The day before, his parents asked him if he’d make the top-20 and Mulcaire, half-joking, said he’d see them at the podium. He surprised everyone, including himself, to contend for gold until the final metres, eventually settling for silver behind Cormac Dalton. “Seeing my parents at the finish was a very special moment, one I’ll carry forever,” he says.
He ran 94 miles last week, the most he’s ever managed, and he’ll make his senior debut for Ireland at tomorrow’s European Cross Country Championships in Brussels. It’s his first appearance at the event since 2015, and Mulcaire feels a very different person now.
“As a junior I was never really grateful for the success I had winning nationals.

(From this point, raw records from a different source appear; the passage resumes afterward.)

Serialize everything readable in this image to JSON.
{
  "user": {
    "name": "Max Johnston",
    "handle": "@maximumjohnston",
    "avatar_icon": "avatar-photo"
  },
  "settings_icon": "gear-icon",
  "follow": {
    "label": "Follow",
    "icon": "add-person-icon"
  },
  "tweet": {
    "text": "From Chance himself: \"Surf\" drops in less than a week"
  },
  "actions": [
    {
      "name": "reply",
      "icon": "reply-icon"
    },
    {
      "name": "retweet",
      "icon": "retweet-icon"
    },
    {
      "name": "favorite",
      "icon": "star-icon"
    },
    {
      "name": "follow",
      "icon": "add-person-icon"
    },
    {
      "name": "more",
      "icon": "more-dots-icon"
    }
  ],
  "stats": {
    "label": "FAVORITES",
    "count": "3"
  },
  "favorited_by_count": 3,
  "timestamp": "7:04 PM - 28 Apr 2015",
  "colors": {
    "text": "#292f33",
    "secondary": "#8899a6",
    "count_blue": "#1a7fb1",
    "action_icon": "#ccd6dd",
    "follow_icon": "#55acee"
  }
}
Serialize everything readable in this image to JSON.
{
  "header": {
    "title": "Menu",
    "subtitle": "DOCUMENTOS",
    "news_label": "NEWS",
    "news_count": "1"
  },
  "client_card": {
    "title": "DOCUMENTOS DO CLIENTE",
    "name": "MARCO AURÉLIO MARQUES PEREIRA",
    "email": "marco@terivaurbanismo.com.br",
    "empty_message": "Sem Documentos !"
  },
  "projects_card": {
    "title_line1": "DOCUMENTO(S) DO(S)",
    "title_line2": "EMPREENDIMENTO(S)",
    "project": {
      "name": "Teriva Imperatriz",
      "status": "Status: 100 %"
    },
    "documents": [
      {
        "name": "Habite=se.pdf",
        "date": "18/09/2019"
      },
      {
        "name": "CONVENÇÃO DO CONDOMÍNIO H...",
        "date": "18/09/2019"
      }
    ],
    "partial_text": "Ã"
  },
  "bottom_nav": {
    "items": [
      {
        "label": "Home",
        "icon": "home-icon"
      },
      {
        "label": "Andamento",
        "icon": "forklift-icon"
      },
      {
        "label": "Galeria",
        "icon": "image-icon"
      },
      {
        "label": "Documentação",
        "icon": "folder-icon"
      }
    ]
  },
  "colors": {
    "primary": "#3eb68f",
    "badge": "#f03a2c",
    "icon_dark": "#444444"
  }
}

I’d come home and be in bed at 8.30 or 9. I remember reading in my injured years where Sonia (O’Sullivan) wrote that if she could do it again, she’d be more grateful for her victories. That’s something I want to do for the rest of my career – enjoy the victories.”
He brings up Ciara Mageean, and how the lost injury years in her early 20s allowed her to mature later, peaking now, in her early 30s. Mulcaire, 26, hopes to do the same: “I’m enjoying being healthy, trying to stay in the moment.”
Tomorrow, he’ll be back in green for what could be the first of many senior caps. No longer the forgotten man. Ready, once again, to show the permanency of his class.